Dan Bigman, Forbes Staff, published on Nov. 18, 2012:
How General Motors Was Really Saved: The Untold True Story Of The Most Important Bankruptcy In U.S. History
Author Jay Alix, one of the most respected experts on corporate bankruptcy in America, was the architect of that plan, and now, for the first time, he reveals How General Motors Was Really Saved.
By Jay Alix
For months the news was horrific, a pounding beat of warm-up obituaries for what once had been America’s greatest and most influential corporation: General Motors.
At death’s door or already in the graveyard were Bear Stearns, Lehman Brothers, Merrill Lynch, AIG and Citibank. The mood was apocalyptic.
With car sales in a free fall from the worst economic downturn since the Great Depression, GM was losing billions and running out of cash. By the time the company closed its books on 2008, it would be in the red by a staggering $30.9 billion.
Chief executive Rick Wagoner led the auto delegation in Washington to seek government funding in order o save the industry and keep GM out of bankruptcy.
Five years later, after an unprecedented government equity investment, GM is thriving and the Treasury plans to sell its remaining stake in the coming months. With countless articles and books now written about the GM restructuring and turnaround–not to mention three years of trumpeting by the Obama Administration taking full credit for the turnaround’s success–the most startling aspect of the prevailing narrative is that the core of how the restructuring really happened, inside GM, is yet to be fully told.
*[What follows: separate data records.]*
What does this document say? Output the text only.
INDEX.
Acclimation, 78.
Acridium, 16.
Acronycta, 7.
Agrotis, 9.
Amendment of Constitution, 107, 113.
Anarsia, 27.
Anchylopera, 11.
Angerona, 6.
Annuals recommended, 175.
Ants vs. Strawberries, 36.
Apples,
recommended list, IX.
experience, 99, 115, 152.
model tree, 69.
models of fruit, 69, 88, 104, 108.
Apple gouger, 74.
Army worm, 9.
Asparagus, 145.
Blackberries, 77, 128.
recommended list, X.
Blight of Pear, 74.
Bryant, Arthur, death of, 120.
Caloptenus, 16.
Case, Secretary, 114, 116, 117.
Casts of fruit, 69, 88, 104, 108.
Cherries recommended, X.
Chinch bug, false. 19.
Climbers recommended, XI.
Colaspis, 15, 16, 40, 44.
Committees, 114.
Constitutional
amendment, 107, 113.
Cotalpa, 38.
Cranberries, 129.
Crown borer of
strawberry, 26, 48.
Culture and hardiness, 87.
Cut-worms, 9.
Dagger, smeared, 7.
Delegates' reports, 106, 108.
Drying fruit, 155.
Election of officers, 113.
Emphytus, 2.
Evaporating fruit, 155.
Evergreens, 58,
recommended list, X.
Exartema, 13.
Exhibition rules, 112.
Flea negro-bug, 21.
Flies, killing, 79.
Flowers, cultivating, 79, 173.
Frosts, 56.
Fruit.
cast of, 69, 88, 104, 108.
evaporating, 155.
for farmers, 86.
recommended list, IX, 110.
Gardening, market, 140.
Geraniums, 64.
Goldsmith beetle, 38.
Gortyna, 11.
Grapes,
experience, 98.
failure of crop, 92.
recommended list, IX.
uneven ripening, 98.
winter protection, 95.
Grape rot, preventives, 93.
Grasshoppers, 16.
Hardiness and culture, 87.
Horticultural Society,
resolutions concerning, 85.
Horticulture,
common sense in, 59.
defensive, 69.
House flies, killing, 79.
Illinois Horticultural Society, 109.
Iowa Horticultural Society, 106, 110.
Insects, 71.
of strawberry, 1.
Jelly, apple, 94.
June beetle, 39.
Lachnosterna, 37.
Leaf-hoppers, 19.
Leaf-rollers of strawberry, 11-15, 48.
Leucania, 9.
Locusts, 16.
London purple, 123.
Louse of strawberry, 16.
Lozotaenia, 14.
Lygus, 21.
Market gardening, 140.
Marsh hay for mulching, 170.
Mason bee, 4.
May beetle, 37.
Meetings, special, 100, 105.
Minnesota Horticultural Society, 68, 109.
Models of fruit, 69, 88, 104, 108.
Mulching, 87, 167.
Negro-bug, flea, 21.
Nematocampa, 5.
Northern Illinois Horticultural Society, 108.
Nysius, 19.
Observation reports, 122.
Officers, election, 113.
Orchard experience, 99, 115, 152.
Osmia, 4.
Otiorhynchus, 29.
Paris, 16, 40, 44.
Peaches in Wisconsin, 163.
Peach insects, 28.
In the popular version of the company’s turnaround story, as GM teetered toward liquidation in 2009, an Obama-appointed SWAT team, led by financier Steven Rattner, swept in and hatched a radical plan: Through a novel use of the bankruptcy code they would save the company by segregating and spinning out its valuable assets, while Washington furnished billions in taxpayer funds to make sure the company was viable.
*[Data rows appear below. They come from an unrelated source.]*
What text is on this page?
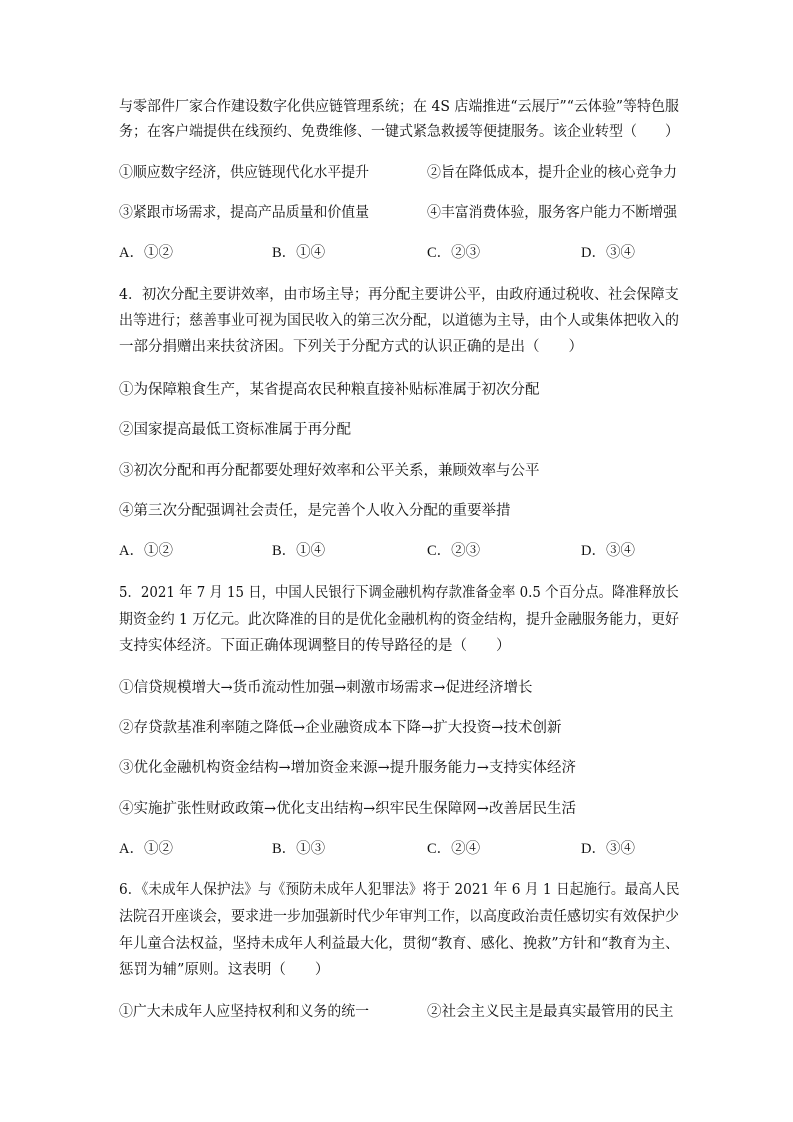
与零部件厂家合作建设数字化供应链管理系统；在 4S 店端推进“云展厅”“云体验”等特色服
务；在客户端提供在线预约、免费维修、一键式紧急救援等便捷服务。该企业转型（　　）
①顺应数字经济，供应链现代化水平提升	②旨在降低成本，提升企业的核心竞争力
③紧跟市场需求，提高产品质量和价值量	④丰富消费体验，服务客户能力不断增强
A．①②	B．①④	C．②③	D．③④
4．初次分配主要讲效率，由市场主导；再分配主要讲公平，由政府通过税收、社会保障支
出等进行；慈善事业可视为国民收入的第三次分配，以道德为主导，由个人或集体把收入的
一部分捐赠出来扶贫济困。下列关于分配方式的认识正确的是出（　　）
①为保障粮食生产，某省提高农民种粮直接补贴标准属于初次分配
②国家提高最低工资标准属于再分配
③初次分配和再分配都要处理好效率和公平关系，兼顾效率与公平
④第三次分配强调社会责任，是完善个人收入分配的重要举措
A．①②	B．①④	C．②③	D．③④
5．2021 年 7 月 15 日，中国人民银行下调金融机构存款准备金率 0.5 个百分点。降准释放长
期资金约 1 万亿元。此次降准的目的是优化金融机构的资金结构，提升金融服务能力，更好
支持实体经济。下面正确体现调整目的传导路径的是（　　）
①信贷规模增大→货币流动性加强→刺激市场需求→促进经济增长
②存贷款基准利率随之降低→企业融资成本下降→扩大投资→技术创新
③优化金融机构资金结构→增加资金来源→提升服务能力→支持实体经济
④实施扩张性财政政策→优化支出结构→织牢民生保障网→改善居民生活
A．①②	B．①③	C．②④	D．③④
6．《未成年人保护法》与《预防未成年人犯罪法》将于 2021 年 6 月 1 日起施行。最高人民
法院召开座谈会，要求进一步加强新时代少年审判工作，以高度政治责任感切实有效保护少
年儿童合法权益，坚持未成年人利益最大化，贯彻“教育、感化、挽救”方针和“教育为主、
惩罚为辅”原则。这表明（　　）
①广大未成年人应坚持权利和义务的统一	②社会主义民主是最真实最管用的民主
The real GM turnaround story, significant in saving the auto industry and the economy, is contrary to the one that has been published. In fact, the plan that was developed, implemented and then funded by the government was devised inside GM well before President Obama took office.
In what follows, the inside story of this historic chapter in American business unfolds, laying bare the key facts.
GM’s extraordinary turnaround began long before Wagoner went to Washington in search of a massive loan to keep GM alive. My involvement in that story began in GM’s darkest days, five years ago on Sunday, Nov. 23, 2008, when I visited Wagoner at his home that morning, presenting a novel plan to save General Motors.
As a consultant with expertise in restructurings and turnarounds, I had completed a half-dozen assignments at GM over the years. I had worked with Wagoner in 1992 when he became chief financial officer. I was asked to come in for a two-year stint as CEO of GM’s National Car Rental, the first time GM had recruited an outsider to lead a turnaround in one of its subsidiaries.
By 2008 I had over 20 years of experience with the auto industry and almost 30 years of working on turnarounds.
But for the past eight years I had backed away from business and my firm, AlixPartners, to care for my daughters after the death of my wife. I was essentially “retired.” But GM’s enveloping crisis and my friendship with Wagoner would bring me out.
Early on that November Sunday I called Wagoner at his home in a Detroit suburb. I asked to see him right away, explaining that I had a new idea that could help save the company.
Three hours later I walked through his front door and into his family room. I knew Wagoner believed GM could not survive a bankruptcy. Studies showed consumer confidence would crash. No one would buy a car from a company that was bankrupt. However, what I knew about the economic crisis and GM’s rapidly deteriorating liquidity position told me the company had no choice but to prepare for a bankruptcy.
Yet I agreed with Wagoner. For a global company as big and complex as GM, a “normal” bankruptcy would tie up the company’s affairs for years, driving away customers, resulting in a tumultuous liquidation. It had happened to other companies a fraction of GM’s size. It would mean the end of GM.
“I don’t think the company will survive a bankruptcy,” he told me. “And no one has shown me a plan that would allow it to survive a bankruptcy.”
“Filing bankruptcy may be inevitable, Rick. But it doesn’t have to be a company-killing bankruptcy,” I said. “I think we can create a unique strategy that allows GM to survive bankruptcy.”